Ogoverno dos Estados Unidos elogiou nesta quinta-feira, 15/11, a postura crítica do presidente eleito Jair Bolsonaro sobre o programa Mais Médicos, implementado com a Organização Pan-americana de Saúde (OPS) e Cuba, o que motivou o cancelamento da participação dos profissionais de saúde cubanos. “Que bom ver o presidente eleito Bolsonaro insistir em que os médicos cubanos no Brasil recebam seu justo salário ao invés de deixar que Cuba leve a maior parte para os cofres do regime”, escreveu no Twitter Kimberly Breier, a principal funcionária do Departamento de Estado dos EUA para a América Latina. O presidente eleito pretendia submeter os médicos cubanos a um “teste de capacidade”, pagar o salário integral aos profissionais e permitir a vinda de suas famílias para o Brasil. “Em torno de 70% do salário destes médicos é confiscado pela ditadura cubana. E outra coisa, que é uma falta de respeito com os que recebem tratamento por parte destes cubanos: não temos qualquer comprovação de que sejam efetivamente médicos e estejam aptos a desempenhar sua função”, declarou Bolsonaro na quarta-feira.

Em resposta, Havana anunciou que irá abandonar o programa brasileiro – do qual participa desde a sua criação, em 2013, devido a declarações do presidente eleito, que anunciou mudanças no programa a partir de 1º de janeiro, quando tomará posse.
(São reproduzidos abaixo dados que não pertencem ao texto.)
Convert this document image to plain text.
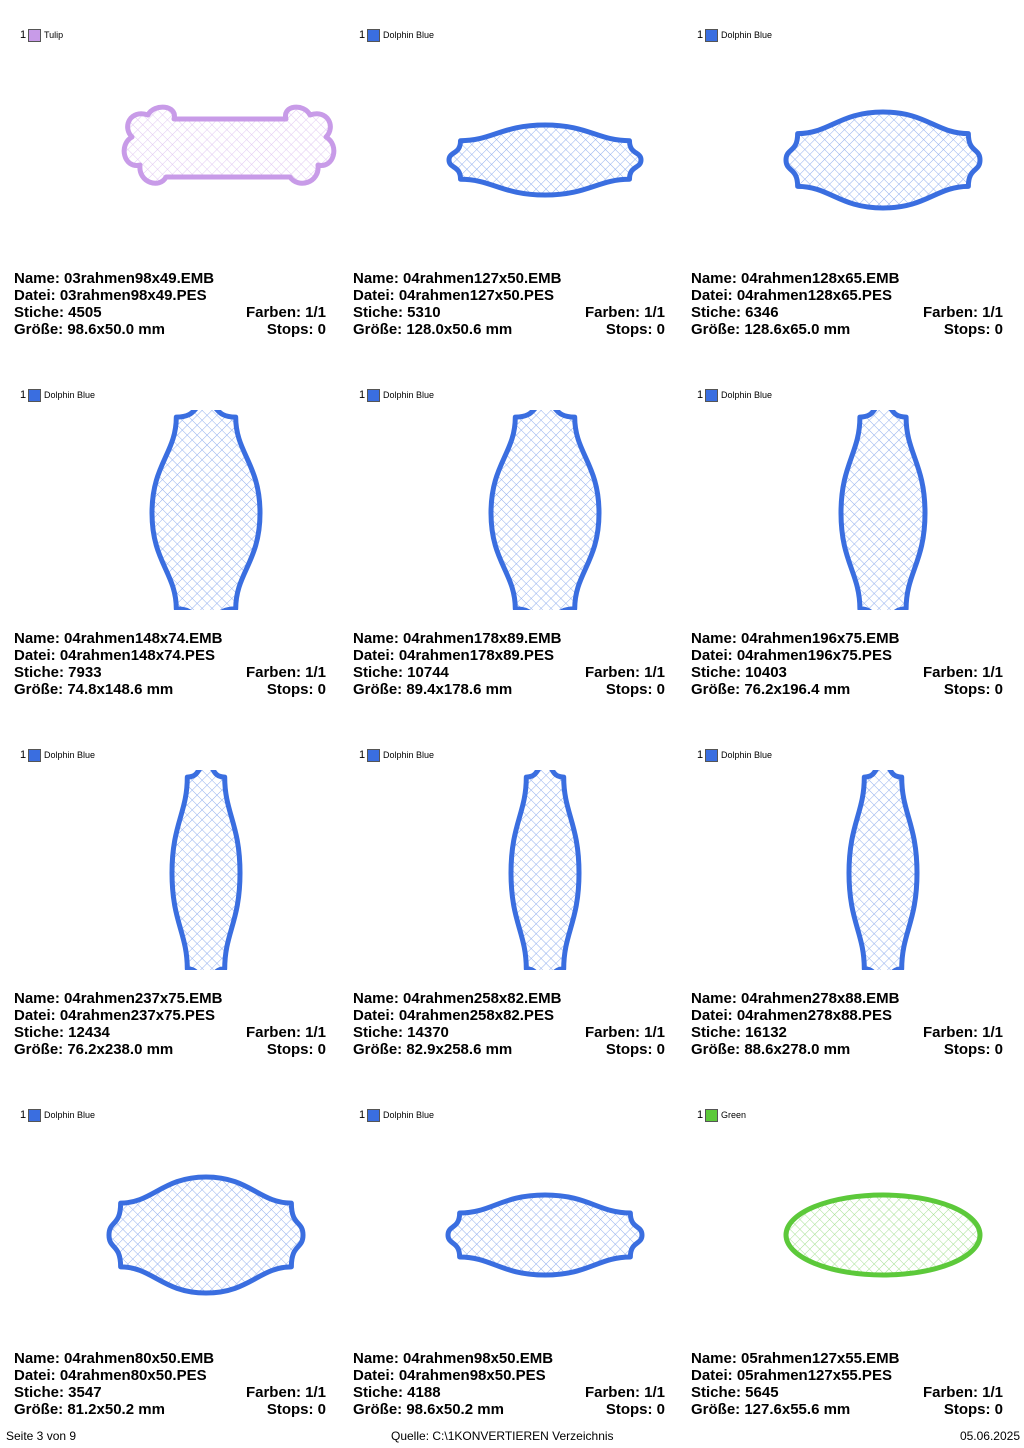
1 Tulip
Name: 03rahmen98x49.EMB
Datei: 03rahmen98x49.PES
Stiche: 4505	Farben: 1/1
Größe: 98.6x50.0 mm	Stops: 0
1 Dolphin Blue
Name: 04rahmen127x50.EMB
Datei: 04rahmen127x50.PES
Stiche: 5310	Farben: 1/1
Größe: 128.0x50.6 mm	Stops: 0
1 Dolphin Blue
Name: 04rahmen128x65.EMB
Datei: 04rahmen128x65.PES
Stiche: 6346	Farben: 1/1
Größe: 128.6x65.0 mm	Stops: 0
1 Dolphin Blue
Name: 04rahmen148x74.EMB
Datei: 04rahmen148x74.PES
Stiche: 7933	Farben: 1/1
Größe: 74.8x148.6 mm	Stops: 0
1 Dolphin Blue
Name: 04rahmen178x89.EMB
Datei: 04rahmen178x89.PES
Stiche: 10744	Farben: 1/1
Größe: 89.4x178.6 mm	Stops: 0
1 Dolphin Blue
Name: 04rahmen196x75.EMB
Datei: 04rahmen196x75.PES
Stiche: 10403	Farben: 1/1
Größe: 76.2x196.4 mm	Stops: 0
1 Dolphin Blue
Name: 04rahmen237x75.EMB
Datei: 04rahmen237x75.PES
Stiche: 12434	Farben: 1/1
Größe: 76.2x238.0 mm	Stops: 0
1 Dolphin Blue
Name: 04rahmen258x82.EMB
Datei: 04rahmen258x82.PES
Stiche: 14370	Farben: 1/1
Größe: 82.9x258.6 mm	Stops: 0
1 Dolphin Blue
Name: 04rahmen278x88.EMB
Datei: 04rahmen278x88.PES
Stiche: 16132	Farben: 1/1
Größe: 88.6x278.0 mm	Stops: 0
1 Dolphin Blue
Name: 04rahmen80x50.EMB
Datei: 04rahmen80x50.PES
Stiche: 3547	Farben: 1/1
Größe: 81.2x50.2 mm	Stops: 0
1 Dolphin Blue
Name: 04rahmen98x50.EMB
Datei: 04rahmen98x50.PES
Stiche: 4188	Farben: 1/1
Größe: 98.6x50.2 mm	Stops: 0
1 Green
Name: 05rahmen127x55.EMB
Datei: 05rahmen127x55.PES
Stiche: 5645	Farben: 1/1
Größe: 127.6x55.6 mm	Stops: 0
Seite 3 von 9	Quelle: C:\1KONVERTIEREN Verzeichnis	05.06.2025
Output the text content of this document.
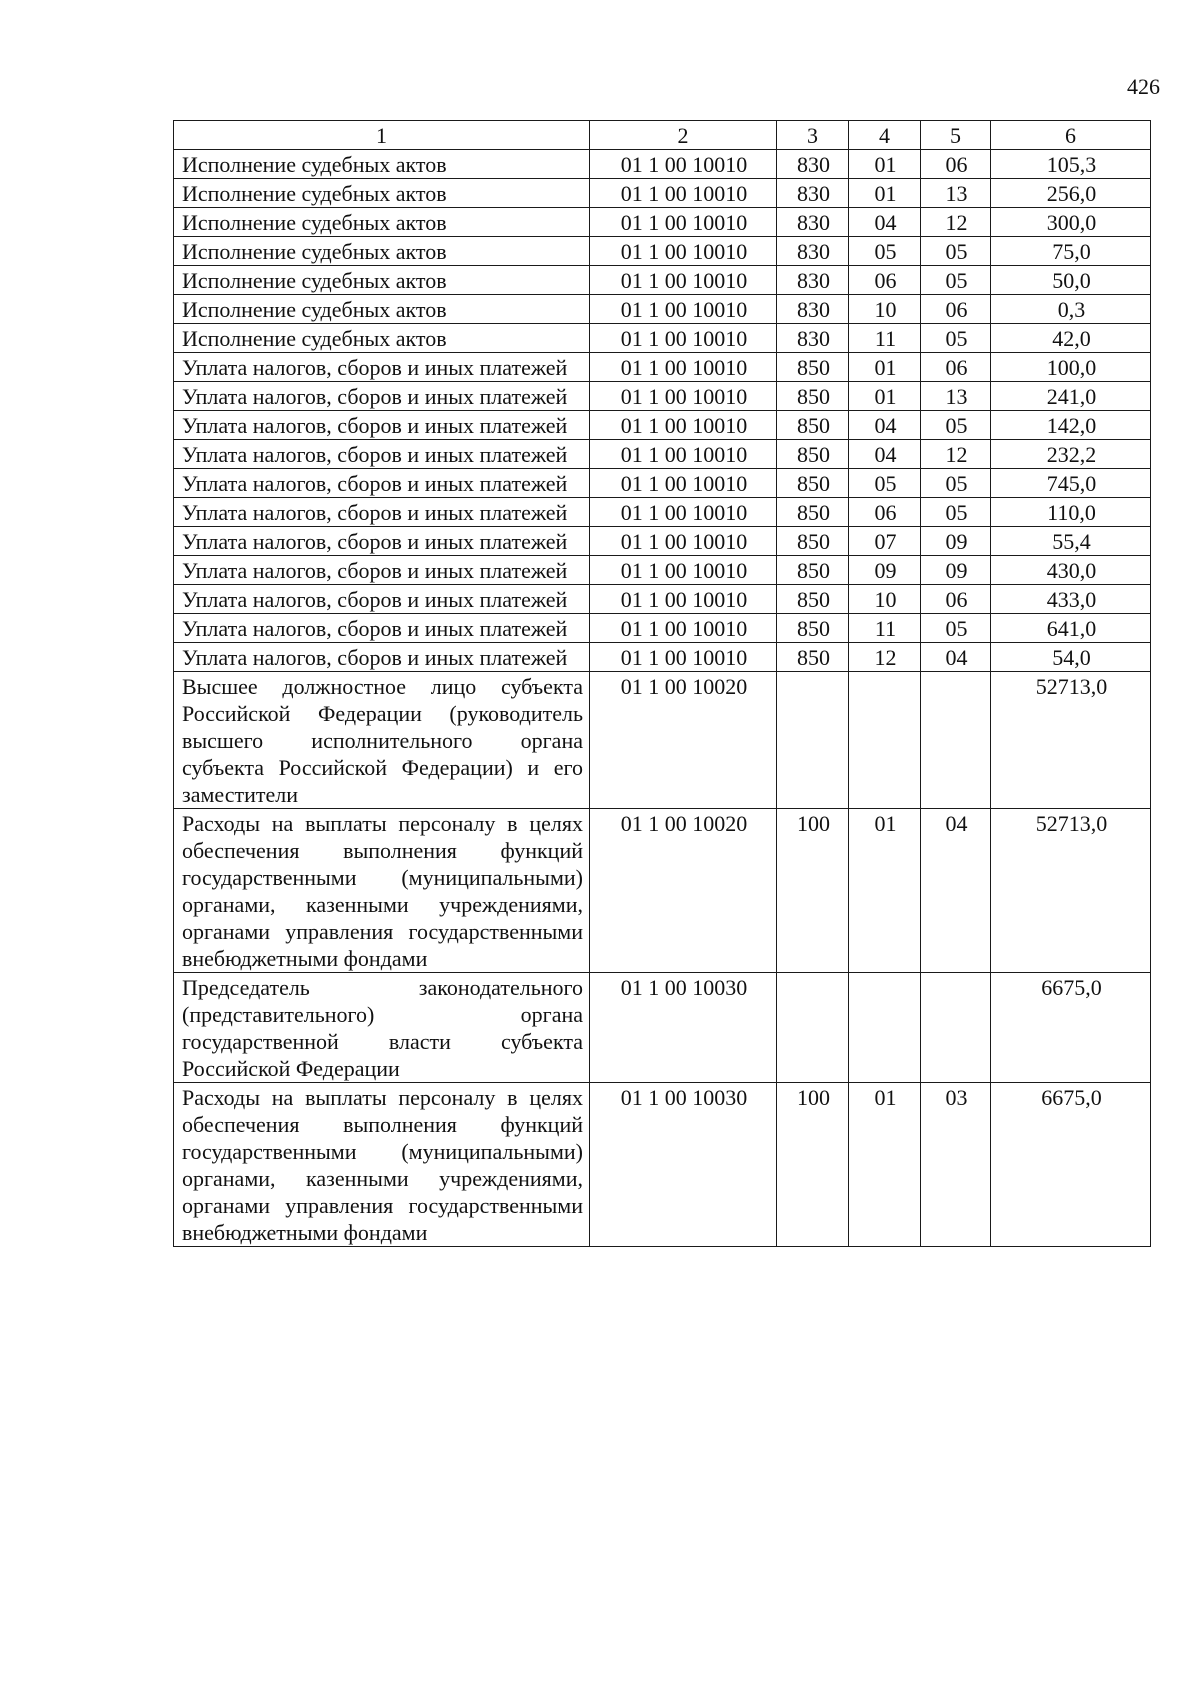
426
1	2	3	4	5	6
Исполнение судебных актов	01 1 00 10010	830	01	06	105,3
Исполнение судебных актов	01 1 00 10010	830	01	13	256,0
Исполнение судебных актов	01 1 00 10010	830	04	12	300,0
Исполнение судебных актов	01 1 00 10010	830	05	05	75,0
Исполнение судебных актов	01 1 00 10010	830	06	05	50,0
Исполнение судебных актов	01 1 00 10010	830	10	06	0,3
Исполнение судебных актов	01 1 00 10010	830	11	05	42,0
Уплата налогов, сборов и иных платежей	01 1 00 10010	850	01	06	100,0
Уплата налогов, сборов и иных платежей	01 1 00 10010	850	01	13	241,0
Уплата налогов, сборов и иных платежей	01 1 00 10010	850	04	05	142,0
Уплата налогов, сборов и иных платежей	01 1 00 10010	850	04	12	232,2
Уплата налогов, сборов и иных платежей	01 1 00 10010	850	05	05	745,0
Уплата налогов, сборов и иных платежей	01 1 00 10010	850	06	05	110,0
Уплата налогов, сборов и иных платежей	01 1 00 10010	850	07	09	55,4
Уплата налогов, сборов и иных платежей	01 1 00 10010	850	09	09	430,0
Уплата налогов, сборов и иных платежей	01 1 00 10010	850	10	06	433,0
Уплата налогов, сборов и иных платежей	01 1 00 10010	850	11	05	641,0
Уплата налогов, сборов и иных платежей	01 1 00 10010	850	12	04	54,0
Высшее должностное лицо субъекта Российской Федерации (руководитель высшего исполнительного органа субъекта Российской Федерации) и его заместители	01 1 00 10020				52713,0
Расходы на выплаты персоналу в целях обеспечения выполнения функций государственными (муниципальными) органами, казенными учреждениями, органами управления государственными внебюджетными фондами	01 1 00 10020	100	01	04	52713,0
Председатель законодательного (представительного) органа государственной власти субъекта Российской Федерации	01 1 00 10030				6675,0
Расходы на выплаты персоналу в целях обеспечения выполнения функций государственными (муниципальными) органами, казенными учреждениями, органами управления государственными внебюджетными фондами	01 1 00 10030	100	01	03	6675,0
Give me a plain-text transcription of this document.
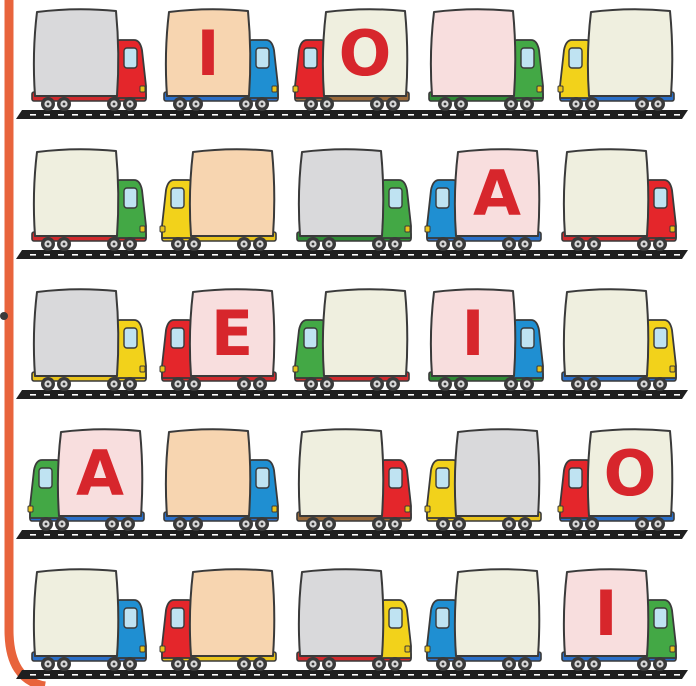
I O
A
E	I
A	O
I
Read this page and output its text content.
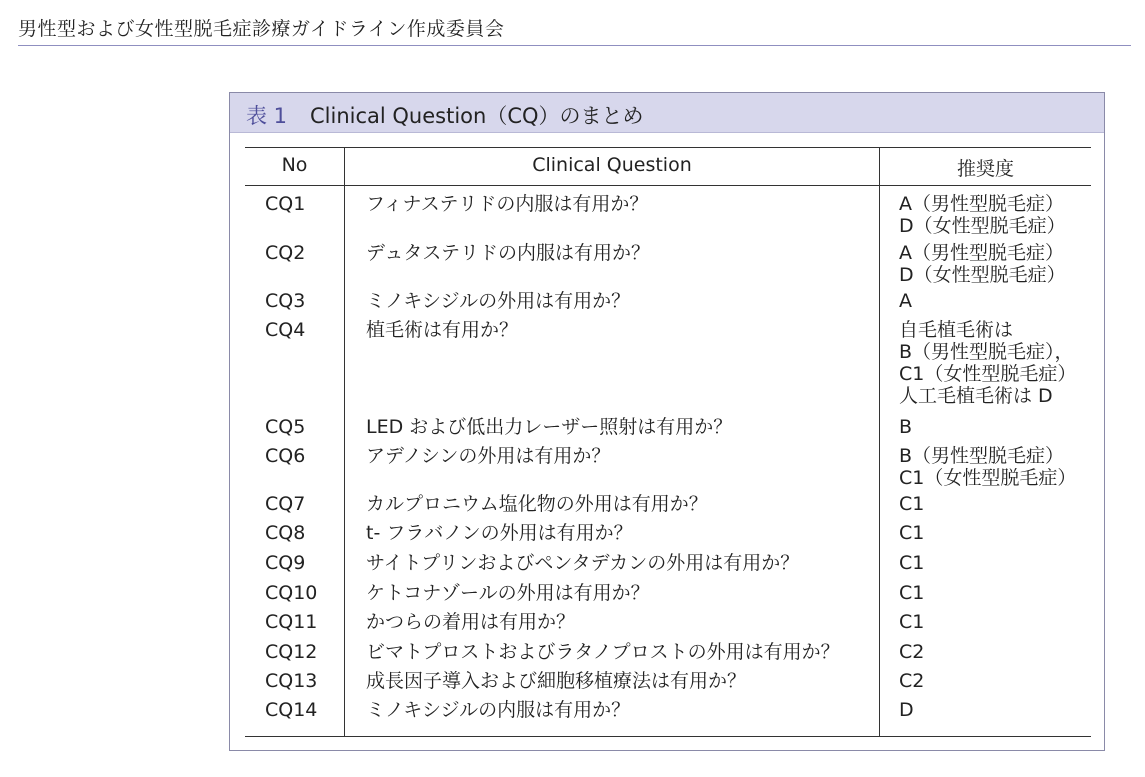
男性型および女性型脱毛症診療ガイドライン作成委員会
表 1 Clinical Question（CQ）のまとめ
No	Clinical Question	推奨度
CQ1	フィナステリドの内服は有用か？	A（男性型脱毛症）
D（女性型脱毛症）
CQ2	デュタステリドの内服は有用か？	A（男性型脱毛症）
D（女性型脱毛症）
CQ3	ミノキシジルの外用は有用か？	A
CQ4	植毛術は有用か？	自毛植毛術は
B（男性型脱毛症），
C1（女性型脱毛症）
人工毛植毛術は D
CQ5	LED および低出力レーザー照射は有用か？	B
CQ6	アデノシンの外用は有用か？	B（男性型脱毛症）
C1（女性型脱毛症）
CQ7	カルプロニウム塩化物の外用は有用か？	C1
CQ8	t- フラバノンの外用は有用か？	C1
CQ9	サイトプリンおよびペンタデカンの外用は有用か？	C1
CQ10	ケトコナゾールの外用は有用か？	C1
CQ11	かつらの着用は有用か？	C1
CQ12	ビマトプロストおよびラタノプロストの外用は有用か？	C2
CQ13	成長因子導入および細胞移植療法は有用か？	C2
CQ14	ミノキシジルの内服は有用か？	D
Nesta quinta, um grupo de 196 médicos retornou para Cuba após três anos de trabalho no Brasil – os primeiros após o anúncio de Havana de sair do programa Mais Médicos. “O Ministério da Saúde Pública de Cuba tomou a decisão de não continuar participando do programa Mais Médicos e assim o comunicou à diretora da OPS e aos líderes políticos brasileiros que fundaram e defenderam esta iniciativa”, diz um comunicado oficial de Cuba.

Segundo informou a jornalista Mônica Bergamo na Folha de São Paulo de hoje, 16/11, "a eventual paralisação do programa Mais Médicos e o congelamento dos gastos federais na atenção básica de saúde no Brasil, com o teto de gastos, podem atingir até 50 mil pessoas que, sem a assistência necessária, morreriam precocemente, antes dos 70 anos". O levantamento foi feito pelo Instituto de Saúde Coletiva da Universidade Federal da Bahia (UFBA), pelo Imperial College, da Inglaterra, e pela Universidade Stanford, dos Estados Unidos, que simularam diversos cenários da saúde pública no Brasil. "A maioria desses óbitos serão nas áreas mais pobres, aquelas que hoje são cobertas pelos doutores cubanos [que pertencem ao programa Mais Médicos]", afirma o professor do Instituto de Saúde Coletiva da Universidade Federal da Bahia Davide Rasella, um dos autores do estudo.